The PR flacks for ChatGPT probably deserve a bonus.
They have managed to convince a lot of people that anyone who currently has a desk job will be out of work by the end of the year.
ChatGPT and anything like it dips into the existing corpus of pictures / words / facts / academic papers / novels / poems / political speeches / whatever and produces something to your specifications from that corpus.
In response to "Produce a Theory of Everything that does not look like String Theory or Quantum Gravity" it will fail. Unless it tires pulling a Sokal Hoax on us. Likewise "Prove or refute the Collatz Conjecture" will draw a blank, though an icon of a blowing fuse might be appreciated.
"Paint a picture in a style nobody has seen yet" is logically impossible for it to do, since it has to draw on existing pictures. "Write a novel in the style of no previous writer about a subject nobody has written about before" would be equally impossible. A Real Person could attempt both, even if they failed through lack of checking for uniqueness - the point is that a Real Person could produce a painting or a novel that
they had never seen or read before, but for ChatGPT it is a logical impossibility.(*)
Anyway, that isn't the point.
The point is that AI is just another tool. Like all new tools it will split a given community into those who can make it work to their advantage and those who can't get on with it. This was also true about spreadsheets, the metal tennis racquet, oil paint,
sous vide and a thousand other new techniques and gadgets. AI in medicine would be a tremendous support tool, especially to older doctors who start to forget things or don't keep up (yes, I know Dreyfus used doctors as examples of Experts who could not be reproduced by AI, but after many years I've come to the conclusion that he wouldn't say those things now. He was writing in a medically-simpler age.)
How much of a difference is there between a writer turning out novels within a genre and an AI turning out a novel within a genre? The genre fans want the genre content, not the writer's unique personality (even if the genre is the writer, as in Chandler or Simenon).
There is probably an audience who would appreciate AI-generated genre novels, and one that won't. Publishers will produce both.
For decades, the British television has been producing TV that looks as if it was written to a set of rules and conventions that feel fake to me.

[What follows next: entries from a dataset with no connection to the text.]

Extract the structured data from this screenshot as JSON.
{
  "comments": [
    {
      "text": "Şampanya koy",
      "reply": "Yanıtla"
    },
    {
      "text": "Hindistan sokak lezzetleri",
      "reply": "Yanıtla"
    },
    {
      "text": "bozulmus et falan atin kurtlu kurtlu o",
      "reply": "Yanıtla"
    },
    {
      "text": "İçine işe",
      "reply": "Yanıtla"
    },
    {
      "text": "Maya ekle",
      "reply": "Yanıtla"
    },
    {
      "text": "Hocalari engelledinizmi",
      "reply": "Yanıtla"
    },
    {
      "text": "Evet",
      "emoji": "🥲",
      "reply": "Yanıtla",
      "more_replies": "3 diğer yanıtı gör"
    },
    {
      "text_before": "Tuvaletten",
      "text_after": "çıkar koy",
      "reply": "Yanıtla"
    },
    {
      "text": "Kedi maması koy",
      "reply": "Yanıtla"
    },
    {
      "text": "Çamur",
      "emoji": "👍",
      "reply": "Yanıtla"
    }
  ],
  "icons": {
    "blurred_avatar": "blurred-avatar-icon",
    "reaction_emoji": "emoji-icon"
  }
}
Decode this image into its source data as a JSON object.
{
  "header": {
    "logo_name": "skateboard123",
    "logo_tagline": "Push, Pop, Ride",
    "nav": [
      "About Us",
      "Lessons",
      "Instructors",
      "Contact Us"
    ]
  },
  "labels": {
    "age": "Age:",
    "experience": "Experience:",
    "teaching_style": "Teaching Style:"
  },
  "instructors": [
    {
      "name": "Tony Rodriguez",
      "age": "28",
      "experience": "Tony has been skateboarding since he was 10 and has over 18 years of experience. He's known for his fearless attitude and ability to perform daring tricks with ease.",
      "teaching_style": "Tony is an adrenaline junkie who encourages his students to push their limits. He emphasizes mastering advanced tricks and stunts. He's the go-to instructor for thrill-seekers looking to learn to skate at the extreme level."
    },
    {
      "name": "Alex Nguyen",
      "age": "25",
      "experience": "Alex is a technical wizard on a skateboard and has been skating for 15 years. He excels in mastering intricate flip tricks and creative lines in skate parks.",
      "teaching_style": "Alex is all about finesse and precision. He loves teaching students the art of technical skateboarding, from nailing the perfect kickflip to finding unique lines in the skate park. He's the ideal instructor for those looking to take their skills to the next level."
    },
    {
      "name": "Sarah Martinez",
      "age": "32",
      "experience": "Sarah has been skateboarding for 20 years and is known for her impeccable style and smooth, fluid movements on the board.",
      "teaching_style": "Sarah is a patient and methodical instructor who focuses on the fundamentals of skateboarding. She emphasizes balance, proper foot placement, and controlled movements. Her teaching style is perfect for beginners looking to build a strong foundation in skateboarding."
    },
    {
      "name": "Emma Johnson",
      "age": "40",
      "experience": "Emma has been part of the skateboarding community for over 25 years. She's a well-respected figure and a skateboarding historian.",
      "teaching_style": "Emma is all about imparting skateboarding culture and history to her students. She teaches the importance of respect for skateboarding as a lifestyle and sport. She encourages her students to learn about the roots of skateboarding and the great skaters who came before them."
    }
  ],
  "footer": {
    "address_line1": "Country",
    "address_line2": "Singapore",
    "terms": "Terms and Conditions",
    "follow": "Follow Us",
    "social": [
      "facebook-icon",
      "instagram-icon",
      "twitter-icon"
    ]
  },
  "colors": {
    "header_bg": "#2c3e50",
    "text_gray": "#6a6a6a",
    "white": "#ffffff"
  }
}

As for AI-Fake paintings, what else would you call a Thomas Kincaid? Or a Jeff Koons, Damien Hirst or Takashi Murakami? Just because these are Human Beings, doesn't mean to say they aren't using AI techniques, or perhaps, that those are the techniques that can be incorporated into AI.
Which actually helps to make a point I'm exploring in a long essay on the Philosophy of Mathematics, that
technique rather than
specific content is where originality really lies.
(*) This may be debatable, depending on how one thinks of the difference between "originality" and "variations", and at what point a "variation" becomes a "novelty" becomes "original". Those concepts are related but also have differences.